Die Initiative Wildtierfreier Zirkus hat aus diesem Grund am Samstag vor dem Zirkusgelände in der Delitzscher Straße protestiert. Zwölf Tierschützer hatten sich mit Plakaten vor dem Gelände postiert. Auf den Schildern standen Sprüche wie “Kein Applaus für Tierquälerei” oder “Tradition ist kein Synonym für richtig”. Auch gegen die Halloren Schokoladenfabrik richtete sich der Protest. Das Unternehmen hat sein Gelände für den Zirkus vermietet. “Mit dem Leid von Tieren Geld verdienen? Halloren, verkauft lieber mehr Pralinen.”

„Die Darbietung und Zurschaustellung von Tieren basieren aus unserer Sicht auf Unfreiheit und Unterdrückung von Bedürfnissen fühlender Lebewesen und haben daher in einer modernen Gesellschaft keinen Platz mehr“, heißt es in einer Erklärung.

Man kritisiere nicht nur die schlechten Haltungsbedingungen oder die rechtlichen Verfehlungen einzelner Zirkusse, sondern auch die Ausbeutung der Tiere „durch Gefangenhaltung, Zurschaustellung, stressvollen Transporten und der massiven Einschränkung ihrer Bewegungsfreiheit. Für diese Zustände sind nicht nur die Zirkusse verantwortlich.“ Auch Verpächter wie die Halloren Schokoladenfabrik, aber auch die Sponsoren, die Behörden der Stadt Halle, ihre Bewohner und vor allem die Besucher von Zirkussen „sollten Quälerei, Dressur und Gefangenhaltung nicht länger unterstützen oder dulden“, so die Initiative.

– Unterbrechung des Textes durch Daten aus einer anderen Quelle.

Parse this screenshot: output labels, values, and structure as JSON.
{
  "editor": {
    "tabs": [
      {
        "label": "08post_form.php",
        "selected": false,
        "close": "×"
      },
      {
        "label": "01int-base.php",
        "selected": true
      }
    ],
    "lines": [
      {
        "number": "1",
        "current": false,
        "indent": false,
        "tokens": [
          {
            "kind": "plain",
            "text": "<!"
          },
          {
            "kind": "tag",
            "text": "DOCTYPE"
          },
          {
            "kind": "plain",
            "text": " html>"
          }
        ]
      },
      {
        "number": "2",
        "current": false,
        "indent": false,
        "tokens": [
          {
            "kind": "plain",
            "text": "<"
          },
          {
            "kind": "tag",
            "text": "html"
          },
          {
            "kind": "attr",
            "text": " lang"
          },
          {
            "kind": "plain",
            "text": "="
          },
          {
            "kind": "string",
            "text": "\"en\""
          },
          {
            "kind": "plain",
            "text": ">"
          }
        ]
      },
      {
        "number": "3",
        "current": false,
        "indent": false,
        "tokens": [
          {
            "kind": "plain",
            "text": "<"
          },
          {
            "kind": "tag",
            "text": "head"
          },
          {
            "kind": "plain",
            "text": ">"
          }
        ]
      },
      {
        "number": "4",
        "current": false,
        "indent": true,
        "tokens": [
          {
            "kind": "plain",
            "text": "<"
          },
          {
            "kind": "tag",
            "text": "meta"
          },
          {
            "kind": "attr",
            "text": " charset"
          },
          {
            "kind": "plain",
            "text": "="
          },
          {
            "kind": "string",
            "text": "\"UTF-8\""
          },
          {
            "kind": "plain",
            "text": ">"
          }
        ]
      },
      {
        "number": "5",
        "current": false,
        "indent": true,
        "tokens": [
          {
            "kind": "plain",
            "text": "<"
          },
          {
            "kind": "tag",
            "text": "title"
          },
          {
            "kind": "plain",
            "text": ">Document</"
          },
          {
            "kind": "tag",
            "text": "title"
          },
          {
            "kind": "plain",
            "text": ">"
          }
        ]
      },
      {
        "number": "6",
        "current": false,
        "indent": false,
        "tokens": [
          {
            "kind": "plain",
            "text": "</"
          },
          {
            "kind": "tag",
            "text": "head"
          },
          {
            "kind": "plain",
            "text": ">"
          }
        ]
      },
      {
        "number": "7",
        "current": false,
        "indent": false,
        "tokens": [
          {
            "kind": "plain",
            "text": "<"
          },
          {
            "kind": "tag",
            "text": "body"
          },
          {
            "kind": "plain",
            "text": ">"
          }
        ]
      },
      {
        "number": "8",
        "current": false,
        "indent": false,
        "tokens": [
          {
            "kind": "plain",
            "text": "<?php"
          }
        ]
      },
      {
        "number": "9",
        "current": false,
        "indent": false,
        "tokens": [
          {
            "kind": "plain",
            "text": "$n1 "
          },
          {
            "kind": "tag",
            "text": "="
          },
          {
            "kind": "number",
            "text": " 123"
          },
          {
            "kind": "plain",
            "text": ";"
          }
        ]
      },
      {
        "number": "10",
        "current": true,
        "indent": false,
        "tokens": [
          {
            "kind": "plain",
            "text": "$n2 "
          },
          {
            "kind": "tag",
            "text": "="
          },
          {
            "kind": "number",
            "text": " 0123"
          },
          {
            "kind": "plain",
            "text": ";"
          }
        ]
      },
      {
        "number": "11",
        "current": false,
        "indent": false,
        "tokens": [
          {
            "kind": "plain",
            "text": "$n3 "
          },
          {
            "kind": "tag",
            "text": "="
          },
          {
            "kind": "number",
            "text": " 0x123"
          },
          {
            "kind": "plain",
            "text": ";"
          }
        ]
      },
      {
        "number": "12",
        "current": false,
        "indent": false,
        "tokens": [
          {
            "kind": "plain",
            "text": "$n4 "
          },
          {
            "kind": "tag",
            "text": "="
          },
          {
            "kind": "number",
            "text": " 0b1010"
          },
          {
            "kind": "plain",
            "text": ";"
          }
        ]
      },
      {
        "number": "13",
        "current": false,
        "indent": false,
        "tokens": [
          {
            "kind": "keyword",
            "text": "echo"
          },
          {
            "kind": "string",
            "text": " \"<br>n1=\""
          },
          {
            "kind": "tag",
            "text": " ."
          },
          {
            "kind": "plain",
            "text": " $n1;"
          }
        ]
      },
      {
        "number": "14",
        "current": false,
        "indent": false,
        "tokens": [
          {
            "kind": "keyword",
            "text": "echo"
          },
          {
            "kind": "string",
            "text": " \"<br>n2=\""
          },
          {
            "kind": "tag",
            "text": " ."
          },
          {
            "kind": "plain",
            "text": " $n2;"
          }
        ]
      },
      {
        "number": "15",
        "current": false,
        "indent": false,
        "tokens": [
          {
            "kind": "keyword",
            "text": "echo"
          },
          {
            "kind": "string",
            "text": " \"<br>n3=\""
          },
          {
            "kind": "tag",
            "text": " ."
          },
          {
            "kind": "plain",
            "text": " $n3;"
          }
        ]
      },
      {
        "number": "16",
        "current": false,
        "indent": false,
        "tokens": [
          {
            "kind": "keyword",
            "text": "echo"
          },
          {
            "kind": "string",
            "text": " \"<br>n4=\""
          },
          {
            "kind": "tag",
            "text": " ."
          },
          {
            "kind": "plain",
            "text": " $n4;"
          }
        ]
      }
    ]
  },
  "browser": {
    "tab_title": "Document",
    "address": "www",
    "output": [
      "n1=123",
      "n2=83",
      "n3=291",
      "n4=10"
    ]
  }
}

Auf Antrag der Stadtratsfraktion Bündnis 90 / Die Grünen hatte die Stadtverwaltung im vergangenen Jahr die Möglichkeiten geprüft, ob Zirkussen in Halle Aufführungen mit Tieren untersagt werden könnten. Es gebe aber derzeit keine Handhabe, Zirkussen mit Wildtieren von städtischen Flächen fernzuhalten, hieß es. Die zuständige Beigeordnete Katharina Brederlow äußerte verfassungsrechtliche Bedenken. Für den Tierschutz und etwaige Wildtierverbote sei der Bund zuständig. Andere europäische Länder sind hier schon weiter. So haben Österreich, Polen, England, Schweden, Dänemark, Belgien und die Niederlande bereits Wildtiere ganz oder teilweise verboten. Der Bundesrat hatte die Bundesregierung zuletzt im vergangenen März aufgefordert, die Haltung bestimmter wild lebender Tierarten im Zirkus grundsätzlich zu verbieten.